ジェニーのファンドに所属する企業顧客は繰り返し同じことを言う:選ぶのはAnthropic、なぜなら安全性の約束があるからだ。さらに、Anthropicが五角大山を訴えた件もあり、企業はそのメッセージを受け入れている。
第三、無駄なことはしない。
OpenAIは「すべての人のすべてのもの」を目指したが、戦線が散漫になり、技術的リードを失った。Anthropicは三つの線に絞る:安全性、企業向け、プログラミング。
シリコンバレーの投資家は一つの死に至る理屈を信じている:企業の収益優先、消費者収益は二の次。 Anthropicの収益は企業に集中しており、これこそ米国資本市場が最も好むストーリーだ。

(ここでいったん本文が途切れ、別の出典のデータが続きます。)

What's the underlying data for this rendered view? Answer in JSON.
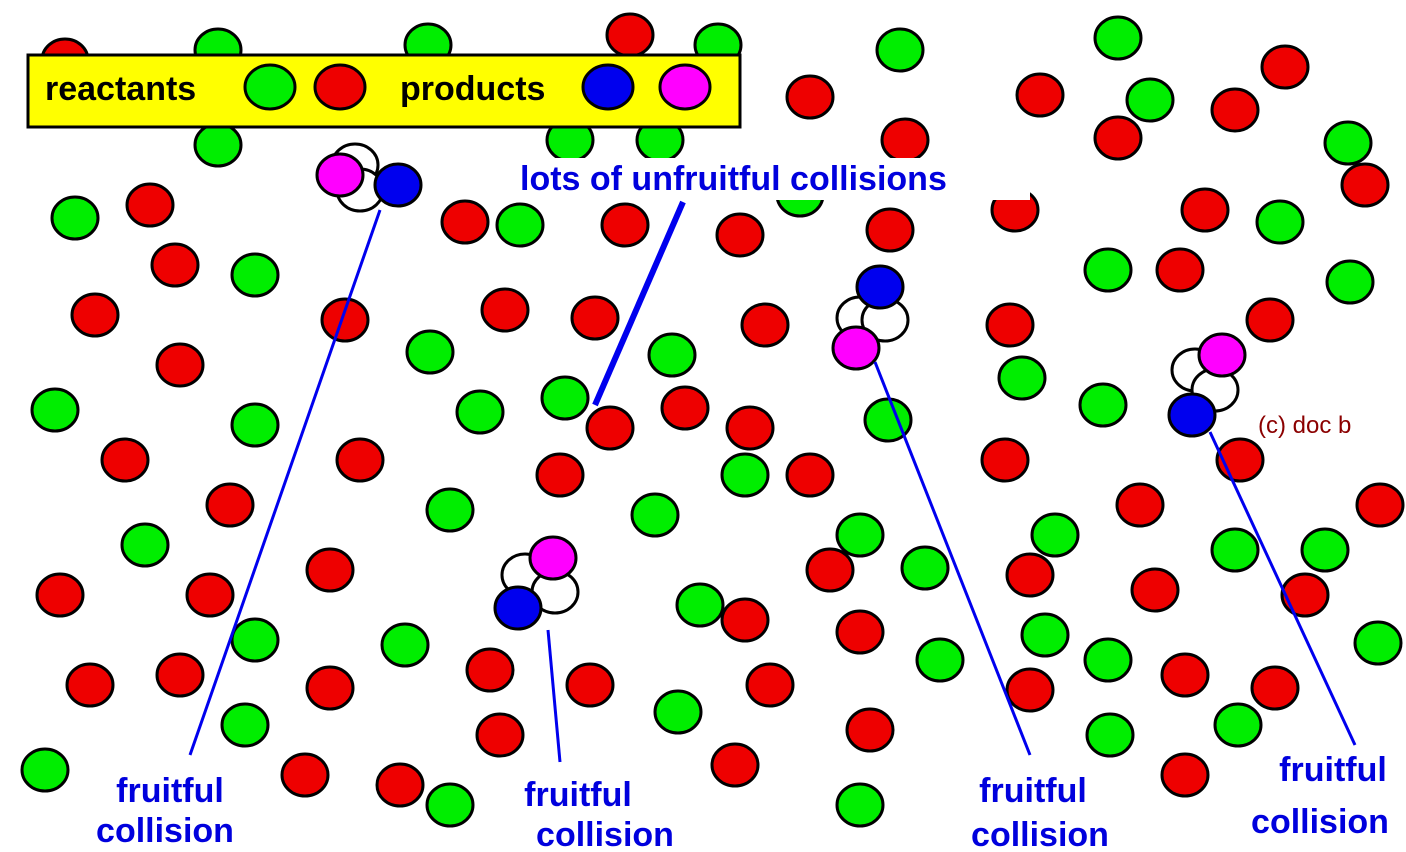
{
  "legend": {
    "reactants": "reactants",
    "products": "products"
  },
  "annotations": {
    "unfruitful": "lots of unfruitful collisions",
    "fruitful": [
      {
        "line1": "fruitful",
        "line2": "collision"
      },
      {
        "line1": "fruitful",
        "line2": "collision"
      },
      {
        "line1": "fruitful",
        "line2": "collision"
      },
      {
        "line1": "fruitful",
        "line2": "collision"
      }
    ]
  },
  "credit": "(c) doc b"
}
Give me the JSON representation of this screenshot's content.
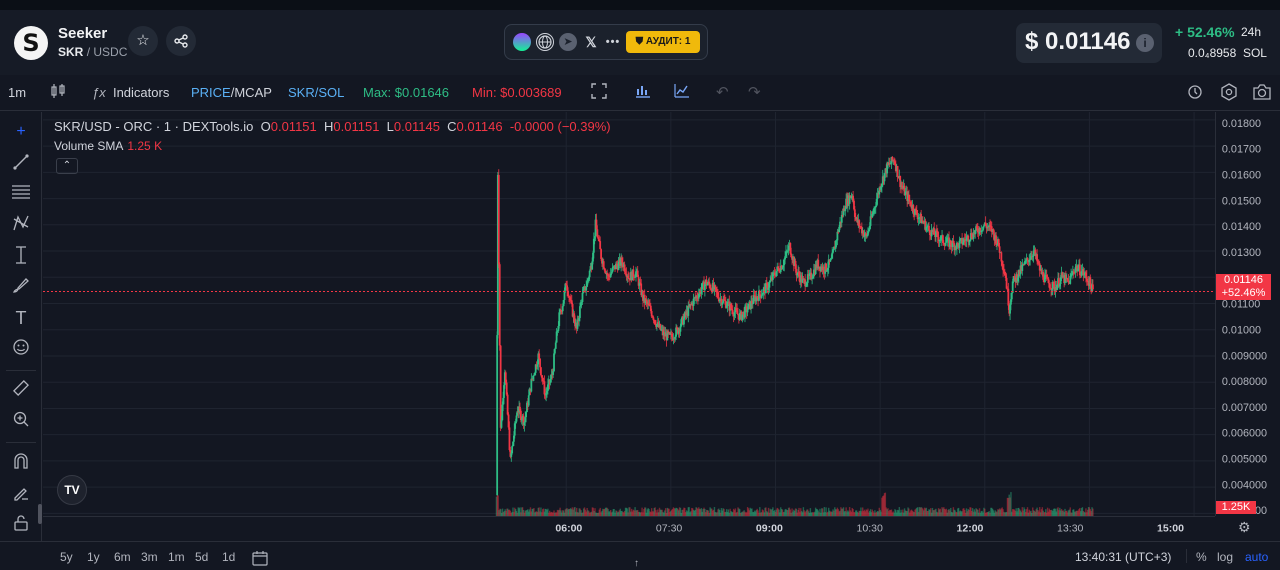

NVIDIA:短期的な安全性、長期的な推論市場の必然的な分化
チップについて言えば、今やDeepSeekは「NVIDIAからの脱却」を進めていると感じられる。
しかし実際は、もっと細分化されている。
訓練段階:DeepSeek V4の巨大な事前訓練は、間違いなくNVIDIAのクラスター上で行われた。V4の英語技術レポートの16ページ、20ページに記載のTCGenO5や、MegaMoE²などの重要演算子は、CUDAエコシステムに深く結びついた底層最適化だ。
**適応段階:**華為の昇腾は「0-day適応と継続訓練/推論」を謳い、AMDは「ROCm上での最適化統合」をアピール。
ここで重要なのは、「適応」という言葉だ。
これは、モデルがすでにNVIDIAクラスター上で訓練・定着していることを意味する。昇腾やAMDは、その訓練済みモデルに対して、自社のソフトウェアスタックを用いて「後付け」するだけだ。これは後方互換性であり、ネイティブな置き換えではない。
この観点から見れば、短期的にはNVIDIAの訓練面の堀はかなり深い。CUDAエコシステムは一、二年で移行できるものではない。
しかし長期的には?推論市場は確かに動き始めている。
V4が長文のattentionコストを削減したことで、大規模推論のハードルは大きく下がった。推論はもはや「誰が多くのGPUを持つか」ではなく、「誰のアーキテクチャが合うか」の勝負になりつつある。Google TPU、AMD、自社開発チップ、さらには国産の計算力も、この流れの中でチャンスを狙っている。
硅谷を眠らせる「80/20」信号
ジェニーの投資ポートフォリオには一つのデータがある:80%のタスクは中小規模のオープンソースモデルで処理されている。残りの20%の最も複雑なタスクだけがクローズドモデルを使う。
一年前には、この比率を誰も信じなかった。
今やシリコンバレーでは毎日のようにこうした情報が流れる:「私たちの手元には1000万ドルのOpenAI株がある。あなたのファンドは買うのか?誰か買っているのか?」
4月29日のシリコンバレー101の最後に、ジェニーは一言でこの件に決着をつけた。
"DeepSeekはシリコンバレーのモデル企業の背後に銃を突きつけている。これらの企業がスピードを上げなければ、DeepSeekは追いつき、彼らのビジネスを根絶するだろう。"
この銃はすでに装填されている。